Case ID: f-supp_322/html/1278-01.html
Source: Caselaw Access Project
Author: {"author": "O’KELLEY, District Judge.", "license": "Public Domain", "url": "https://static.case.law/"}
Date Created: 2024-08-24T03:29:51.129683

Ernest Lawrence HICKMAN v. D. M. OWENS et al.
    Civ. A. No. 14732.
    United States District Court, N. D. Georgia, Atlanta Division.
    March 4, 1971.
    Horace E. Hill, Daytona Beach, Fla., for plaintiff.
    W. M. Mathews, Jr., Atlanta, Ga., for defendants.
   ORDER

O’KELLEY, District Judge.

This petition for injunctive relief came on to be heard upon the pleadings, testimony of witnesses, introduction of evidence and statements by counsel in open court. Jurisdiction is predicated upon diversity of citizenship. The A. M.E, Church is a Pennsylvania corporation which has minimum contacts with Georgia through its property holdings, Morris Brown College, Ministers and Officers traveling into Georgia, and its Presiding Bishop. The amount in controversy exceeds $10,000 for the reason that petitioner’s contract rights are involved. His annual salary exceeds $10,-000.

The defendants have filed a Motion to Dismiss on the ground, inter alia, that plaintiff has not exhausted his remedies within the laws of the church.

Petitioner requested relief upon the ground that he expects to be tried by an ecclesiastical trial court of the African Methodist Episcopal Church, of which he is a Bishop, upon the charges of misfeasance or malfeasance in his office as Bishop. He alleges that this Court has the power to prevent said trial if it finds that he has been denied his administrative remedies to which he is entitled under procedural guidelines set forth in the A.M.E. Discipline (1968 Ed.), which was admitted into evidence as Exhibit 1.

The Court finds from the testimony of the witnesses, from the pleadings facially, and from the A.M.E. Discipline that petitioner has the right to appeal any conviction by the ecclesiastical trial committee to the Judicial Council and then to the General Conference. A.M.E. Discipline, p. 425.

Testimony elicited and statements of counsel reflect that petitioner has not been tried before any ecclesiastical body, but charges are pending at this point.

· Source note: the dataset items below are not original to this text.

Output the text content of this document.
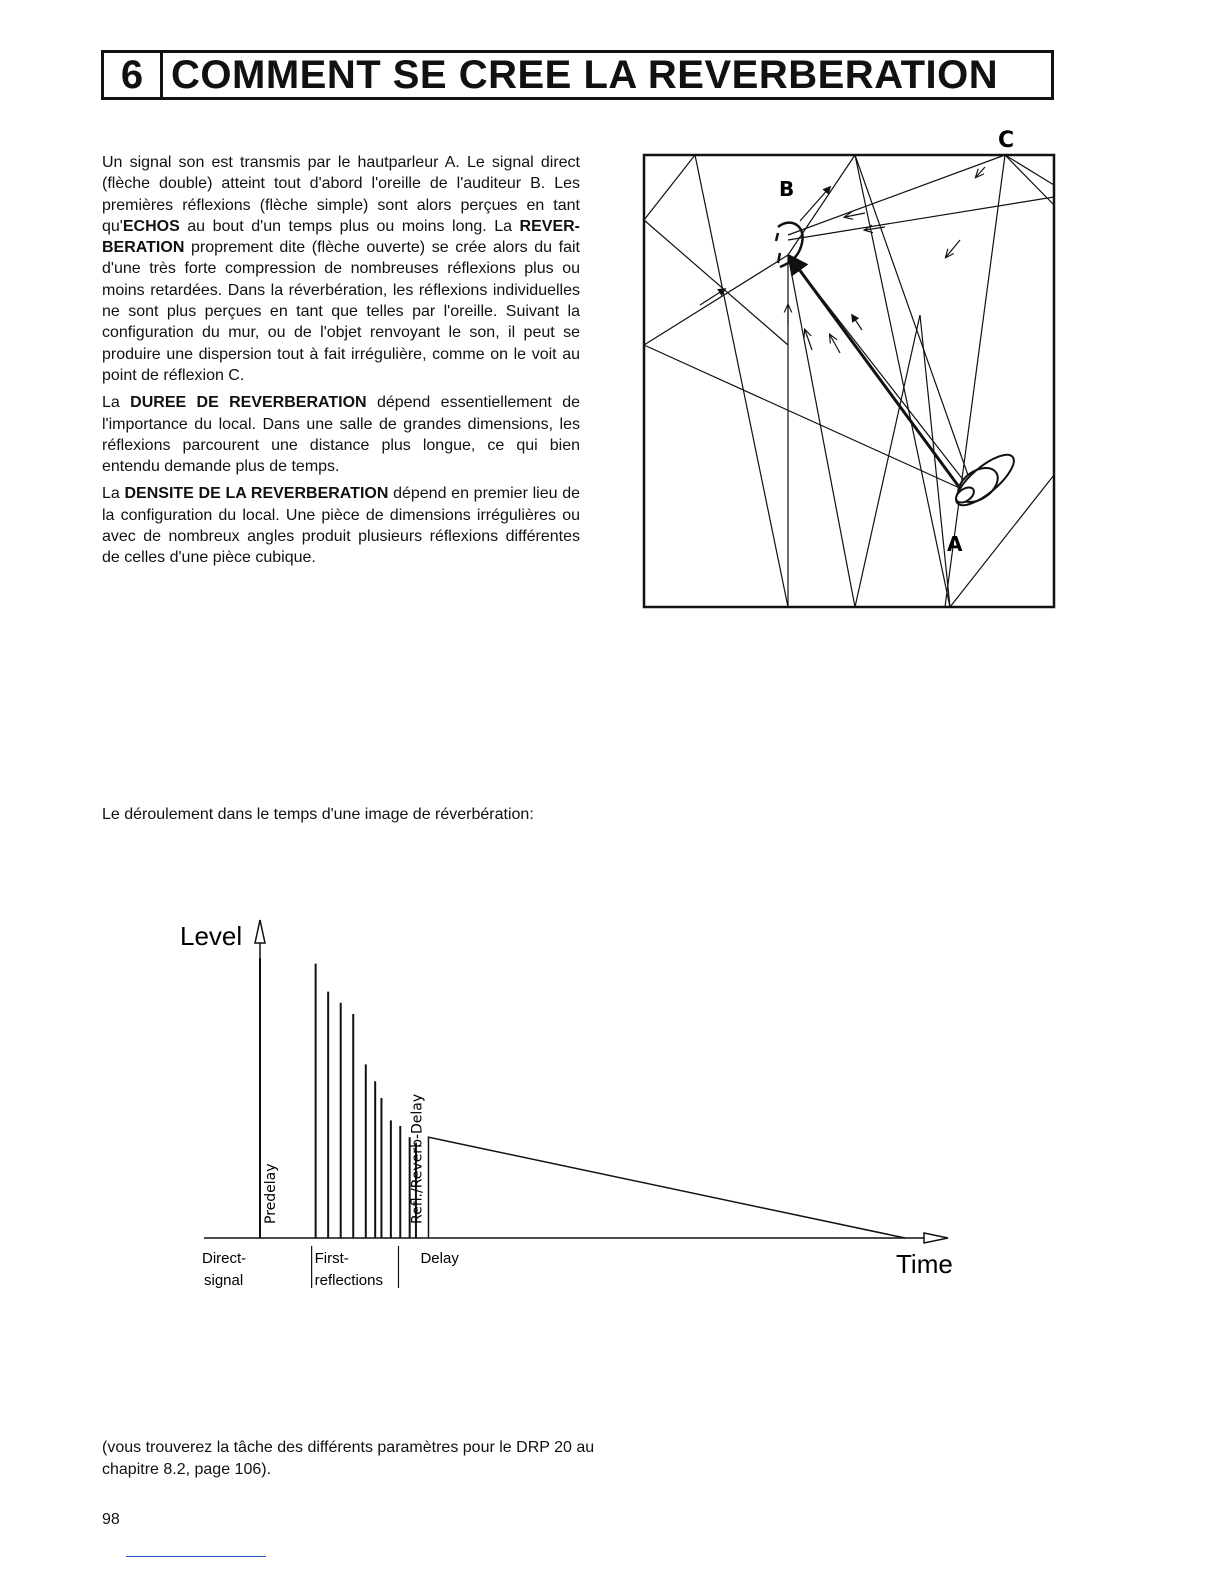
6 COMMENT SE CREE LA REVERBERATION

Un signal son est transmis par le hautparleur A. Le signal direct (flèche double) atteint tout d'abord l'oreille de l'auditeur B. Les premières réflexions (flèche simple) sont alors perçues en tant qu'ECHOS au bout d'un temps plus ou moins long. La REVERBERATION proprement dite (flèche ouverte) se crée alors du fait d'une très forte compression de nombreuses réflexions plus ou moins retardées. Dans la réverbération, les réflexions individuelles ne sont plus perçues en tant que telles par l'oreille. Suivant la configuration du mur, ou de l'objet renvoyant le son, il peut se produire une dispersion tout à fait irrégulière, comme on le voit au point de réflexion C.

La DUREE DE REVERBERATION dépend essentiellement de l'importance du local. Dans une salle de grandes dimensions, les réflexions parcourent une distance plus longue, ce qui bien entendu demande plus de temps.

La DENSITE DE LA REVERBERATION dépend en premier lieu de la configuration du local. Une pièce de dimensions irrégulières ou avec de nombreux angles produit plusieurs réflexions différentes de celles d'une pièce cubique.

C
B
A
Le déroulement dans le temps d'une image de réverbération:
Level
Time
Predelay	Refl./Reverb-Delay
Direct-
signal
First-
reflections
Delay
(vous trouverez la tâche des différents paramètres pour le DRP 20 au chapitre 8.2, page 106).
98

The Court finds that petitioner has not exhausted his administrative remedies within the A.M.E. Church. Notwithstanding his allegations that there has not been strict adherence to the requisite procedures outlined in the A.M.E. Discipline, the Court considers the right to appeal within the structure of the Church a remedy which he must exhaust before he may turn to the civil courts. Petitioner is not entitled to judicial relief for supposed or threatened injury until prescribed administrative remedies have been exhausted. Bedenbaugh v. National Sur. Corp., D.C., Ga., 1955, 130 F.Supp. 108.

Because of the hazards of free development of religious doctrine and of implicating secular interests in matters of purely ecclesiastical concern, the First Amendment enjoins the employment of organs of government for essentially religious purposes. Presbyterian Church in United States v. Mary Elizabeth Blue Hull Memorial Presbyterian Church, 1969, 393 U.S. 440, 89 S.Ct. 601, 21 L.Ed.2d 658. If petitioner’s trial is not conducted according to the mechanics set forth in the Discipline, or if he does not receive a full, fair, and impartial hearing and if he is surprised or prejudiced he would have a standing to contest the irregular mechanics of the procedure, Cf. LeDuc v. Normal Park Presbyterian Church, C.C.A. 7, 1944, 142 F.2d 105, though not the policy, discipline or usages of the organization. Evangelical Lutheran Synod of Kansas, etc. v. First English Lutheran Church, etc., D.C., Okl., 1943, 47 F.Supp. 954, reversed 10 Cir., 135 F.2d 701, cert. den. 320 U.S. 757, 64 S.Ct. 65, 88 L.Ed. 451.

The Court concludes that petitioner has not exhausted his administrative remedies and has not shown that the remedies are inadequate. Accordingly, the petition for injunctive relief is denied, and the Motion to Dismiss is granted.

It is so ordered this 4th day of March, 1971.